Es geht um Malte Ahrens (Cecil von Renner) und seine fünf Freunde Fliegevogel, Sid, Flo, Piekmeier und Günni. Alle sechs begeistert der Punkrock, der von England nach Deutschland herüberschwappt. Im dörflichen Schmalenstedt – das in echt Lütjenburg heißt – rebellieren sie gegen die dörfliche, konservative, CDU-regierte Welt und legen sich unter anderem mit der örtlichen Landjugend an. Für die sechs Dorfpunks besteht ihr Umfeld lediglich aus Spießern. Malte lebt mit seinen Eltern, „68er-Hippie-Lehrern“, in einem renovierten Bauernhaus. Er bricht die Schule ab, fängt eine Töpferlehre an und nennt sich ab jetzt „Roddy Dangerblood“. Die Möchtegern-Punks gründen ein Band, was sich als gar nicht so einfach herausstellt, und liefern sich immer mal wieder Scharmützel mit den örtlichen Rechten, bei denen die „Dorfpunks“ meistens den Kürzeren ziehen.

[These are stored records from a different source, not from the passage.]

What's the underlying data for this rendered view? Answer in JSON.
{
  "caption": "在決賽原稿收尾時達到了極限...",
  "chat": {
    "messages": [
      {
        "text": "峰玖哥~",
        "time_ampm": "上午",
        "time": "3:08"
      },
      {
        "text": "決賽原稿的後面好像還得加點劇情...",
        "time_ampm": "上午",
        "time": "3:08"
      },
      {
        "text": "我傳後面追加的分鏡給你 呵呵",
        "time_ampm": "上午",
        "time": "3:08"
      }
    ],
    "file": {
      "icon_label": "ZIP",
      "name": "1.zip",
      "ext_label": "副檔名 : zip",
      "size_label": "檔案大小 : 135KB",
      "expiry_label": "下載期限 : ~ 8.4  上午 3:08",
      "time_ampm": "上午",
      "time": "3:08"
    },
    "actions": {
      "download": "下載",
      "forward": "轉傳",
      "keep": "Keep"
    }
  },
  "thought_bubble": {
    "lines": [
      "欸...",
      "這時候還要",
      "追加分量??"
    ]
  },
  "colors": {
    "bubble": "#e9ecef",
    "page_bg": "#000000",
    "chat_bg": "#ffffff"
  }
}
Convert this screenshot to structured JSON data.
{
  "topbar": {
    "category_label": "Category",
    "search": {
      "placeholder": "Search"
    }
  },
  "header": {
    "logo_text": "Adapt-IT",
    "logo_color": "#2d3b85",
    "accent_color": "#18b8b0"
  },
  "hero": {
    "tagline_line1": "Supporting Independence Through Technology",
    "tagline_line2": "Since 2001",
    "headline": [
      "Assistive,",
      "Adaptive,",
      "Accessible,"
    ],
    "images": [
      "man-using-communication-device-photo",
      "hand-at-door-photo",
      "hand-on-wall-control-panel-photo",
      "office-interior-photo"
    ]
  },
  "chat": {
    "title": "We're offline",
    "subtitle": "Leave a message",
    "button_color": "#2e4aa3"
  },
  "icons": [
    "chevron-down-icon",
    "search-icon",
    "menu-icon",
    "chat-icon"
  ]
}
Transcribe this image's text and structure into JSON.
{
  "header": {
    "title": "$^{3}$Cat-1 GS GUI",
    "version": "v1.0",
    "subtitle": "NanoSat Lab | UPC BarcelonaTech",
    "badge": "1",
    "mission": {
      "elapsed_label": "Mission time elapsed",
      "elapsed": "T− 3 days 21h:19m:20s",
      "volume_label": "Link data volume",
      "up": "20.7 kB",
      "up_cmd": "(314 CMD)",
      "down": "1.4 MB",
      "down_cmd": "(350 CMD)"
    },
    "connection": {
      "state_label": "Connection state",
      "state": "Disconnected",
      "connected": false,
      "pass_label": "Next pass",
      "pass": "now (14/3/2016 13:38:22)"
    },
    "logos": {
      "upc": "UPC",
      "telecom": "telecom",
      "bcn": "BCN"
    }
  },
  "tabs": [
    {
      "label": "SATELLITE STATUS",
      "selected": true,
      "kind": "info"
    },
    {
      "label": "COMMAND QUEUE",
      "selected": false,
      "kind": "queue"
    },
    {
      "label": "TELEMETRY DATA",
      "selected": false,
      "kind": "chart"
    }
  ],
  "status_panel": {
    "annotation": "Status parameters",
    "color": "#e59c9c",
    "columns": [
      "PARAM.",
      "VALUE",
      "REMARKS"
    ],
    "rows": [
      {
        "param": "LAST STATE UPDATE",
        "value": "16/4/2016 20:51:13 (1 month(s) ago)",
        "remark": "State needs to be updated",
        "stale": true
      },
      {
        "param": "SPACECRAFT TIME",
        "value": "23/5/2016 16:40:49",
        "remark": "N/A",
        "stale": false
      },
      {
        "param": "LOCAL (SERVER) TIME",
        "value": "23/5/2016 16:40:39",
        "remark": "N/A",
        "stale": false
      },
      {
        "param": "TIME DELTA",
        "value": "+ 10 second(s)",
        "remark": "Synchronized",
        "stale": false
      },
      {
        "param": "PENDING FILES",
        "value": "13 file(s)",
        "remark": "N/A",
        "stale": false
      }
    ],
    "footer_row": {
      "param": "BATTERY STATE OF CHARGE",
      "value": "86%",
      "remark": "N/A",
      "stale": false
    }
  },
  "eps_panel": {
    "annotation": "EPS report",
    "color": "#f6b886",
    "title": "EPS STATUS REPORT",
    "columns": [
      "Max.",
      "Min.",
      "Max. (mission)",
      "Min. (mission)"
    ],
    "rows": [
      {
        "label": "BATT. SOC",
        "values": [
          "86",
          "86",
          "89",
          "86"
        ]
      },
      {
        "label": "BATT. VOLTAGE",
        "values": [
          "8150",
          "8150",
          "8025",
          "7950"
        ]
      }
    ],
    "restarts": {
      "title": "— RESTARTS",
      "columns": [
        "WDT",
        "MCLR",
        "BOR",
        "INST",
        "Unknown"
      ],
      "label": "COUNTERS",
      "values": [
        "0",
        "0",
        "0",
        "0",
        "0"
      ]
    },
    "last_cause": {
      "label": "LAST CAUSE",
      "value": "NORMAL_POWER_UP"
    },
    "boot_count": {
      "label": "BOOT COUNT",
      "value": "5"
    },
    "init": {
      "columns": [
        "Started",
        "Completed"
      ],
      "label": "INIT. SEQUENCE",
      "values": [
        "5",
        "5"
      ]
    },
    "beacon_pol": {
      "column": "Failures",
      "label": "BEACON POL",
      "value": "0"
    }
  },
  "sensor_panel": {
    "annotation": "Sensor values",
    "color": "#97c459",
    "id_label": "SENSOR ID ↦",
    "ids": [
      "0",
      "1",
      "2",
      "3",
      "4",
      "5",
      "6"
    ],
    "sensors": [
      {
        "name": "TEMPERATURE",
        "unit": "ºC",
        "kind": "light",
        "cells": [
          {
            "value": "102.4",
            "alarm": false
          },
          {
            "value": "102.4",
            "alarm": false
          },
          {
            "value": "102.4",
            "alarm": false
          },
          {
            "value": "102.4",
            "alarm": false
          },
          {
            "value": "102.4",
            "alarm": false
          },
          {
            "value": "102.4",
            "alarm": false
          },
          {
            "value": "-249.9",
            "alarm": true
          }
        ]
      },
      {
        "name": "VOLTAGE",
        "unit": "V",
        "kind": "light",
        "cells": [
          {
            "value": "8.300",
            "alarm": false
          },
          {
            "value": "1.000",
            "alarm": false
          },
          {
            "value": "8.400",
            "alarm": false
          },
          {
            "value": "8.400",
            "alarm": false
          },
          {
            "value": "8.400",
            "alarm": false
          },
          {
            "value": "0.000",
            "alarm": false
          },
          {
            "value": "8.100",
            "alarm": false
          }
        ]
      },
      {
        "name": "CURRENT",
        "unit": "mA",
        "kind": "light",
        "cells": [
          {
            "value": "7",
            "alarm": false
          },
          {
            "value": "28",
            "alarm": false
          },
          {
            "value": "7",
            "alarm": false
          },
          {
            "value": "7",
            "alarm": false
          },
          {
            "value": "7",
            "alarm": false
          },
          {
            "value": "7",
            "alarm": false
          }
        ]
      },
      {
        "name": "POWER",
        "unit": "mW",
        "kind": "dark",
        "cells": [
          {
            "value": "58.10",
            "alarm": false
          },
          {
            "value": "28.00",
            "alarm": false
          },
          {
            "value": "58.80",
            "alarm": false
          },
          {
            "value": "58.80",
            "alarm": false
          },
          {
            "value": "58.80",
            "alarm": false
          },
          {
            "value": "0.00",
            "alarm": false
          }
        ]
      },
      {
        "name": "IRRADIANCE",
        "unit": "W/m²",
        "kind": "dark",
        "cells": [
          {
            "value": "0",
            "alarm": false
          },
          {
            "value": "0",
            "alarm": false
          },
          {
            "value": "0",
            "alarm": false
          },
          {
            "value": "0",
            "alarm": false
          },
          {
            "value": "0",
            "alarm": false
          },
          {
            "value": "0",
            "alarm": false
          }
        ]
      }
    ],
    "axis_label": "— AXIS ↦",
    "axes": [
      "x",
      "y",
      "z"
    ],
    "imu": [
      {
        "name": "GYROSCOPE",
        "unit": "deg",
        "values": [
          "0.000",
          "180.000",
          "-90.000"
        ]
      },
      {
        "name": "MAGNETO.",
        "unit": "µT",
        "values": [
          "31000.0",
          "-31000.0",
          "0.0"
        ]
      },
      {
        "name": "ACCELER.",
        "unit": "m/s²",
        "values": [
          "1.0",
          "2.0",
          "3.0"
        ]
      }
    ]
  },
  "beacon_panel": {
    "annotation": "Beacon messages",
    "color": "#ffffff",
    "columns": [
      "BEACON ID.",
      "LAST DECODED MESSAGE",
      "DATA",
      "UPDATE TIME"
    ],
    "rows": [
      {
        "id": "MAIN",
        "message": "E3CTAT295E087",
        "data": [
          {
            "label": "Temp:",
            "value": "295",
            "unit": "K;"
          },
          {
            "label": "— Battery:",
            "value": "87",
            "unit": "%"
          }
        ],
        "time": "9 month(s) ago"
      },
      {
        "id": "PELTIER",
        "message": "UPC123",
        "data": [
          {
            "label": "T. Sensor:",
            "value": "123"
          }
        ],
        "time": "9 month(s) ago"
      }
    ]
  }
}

Der Film ist eine tragikomische Inszenierung, die mit liebenswürdigen und humorvoll in Szene gesetzten Charakteren verschiedene Generationen von Menschen in Schleswig-Holstein abbildet. Für jeden Heimatliebenden mit viel Humor ist „Dorfpunks“ genau das Richtige.

Adam Bousdoukos und Moritz Bleibtreu

Foto: Corazon International

Soul Kitchen

Die Komödie mit deutscher Starbesetzung ist eine Hommage des Regisseurs Fatih Akin an seine Heimatstadt Hamburg. Derber Humor gepaart mit Fremdschäm-Momenten sind die Hauptzutaten, derer sich Akin bedient.

Hauptdarsteller und Co-Drehbuchautor Adam Bousdoukos spielt die Hauptrolle Zinos Kazantsakis, der ein mäßig erfolgreiches Restaurant mit einfacher Currywurst-Pommes-Schnitzel-Küche führt. Der Mittdreißiger ist vom Pech verfolgt. Zuerst geht seine Freundin Nadine Krüger (Pheline Roggan) für einige Zeit beruflich nach Shanghai. Dann erleidet er einen Bandscheibenvorfall. Als Konsequenz engagiert Zinos den exzentrischen Nobel-Koch Shayn Weiss (Birol Ünel), der die Küche des Soul Kitchen ordentlich auf den Kopf stellt. Als wäre das nicht genug, bekommt Zinos Bruder, Illias Kazantsakis (Moritz Bleibtreu), Freigang aus dem Gefängnis und sorgt für noch mehr Durcheinander. Die Ereignisse überschlagen sich. Das Chaos ist perfekt.

Auch „Soul Kitchen“ ist eine Art Heimatfilm, der die Tragikomik perfekt beherrscht. Abwechselnd wird geweint gelacht und wieder geweint. Wer so eine Gefühlsachterbahn aushalten kann, ist wie gemacht für „Soul Kitchen“.

Für die unter euch, denen der Artikel gefallen hat und die sich für hurmorvolle Filme begeistern, kann ich am Schluss noch eine norddeutsche Serie empfehlen: „Deichbullen“ hat Henning vor einiger Zeit auf Neue Etage vorgestellt.

1 Response
  • Daniel
    17. Februar 2019

    Soul Kitchen ist ein wirklich genialer Film, kann man immer wieder sehen. ist für mich auch ein typischer Film den ich gerne im Winter gucke.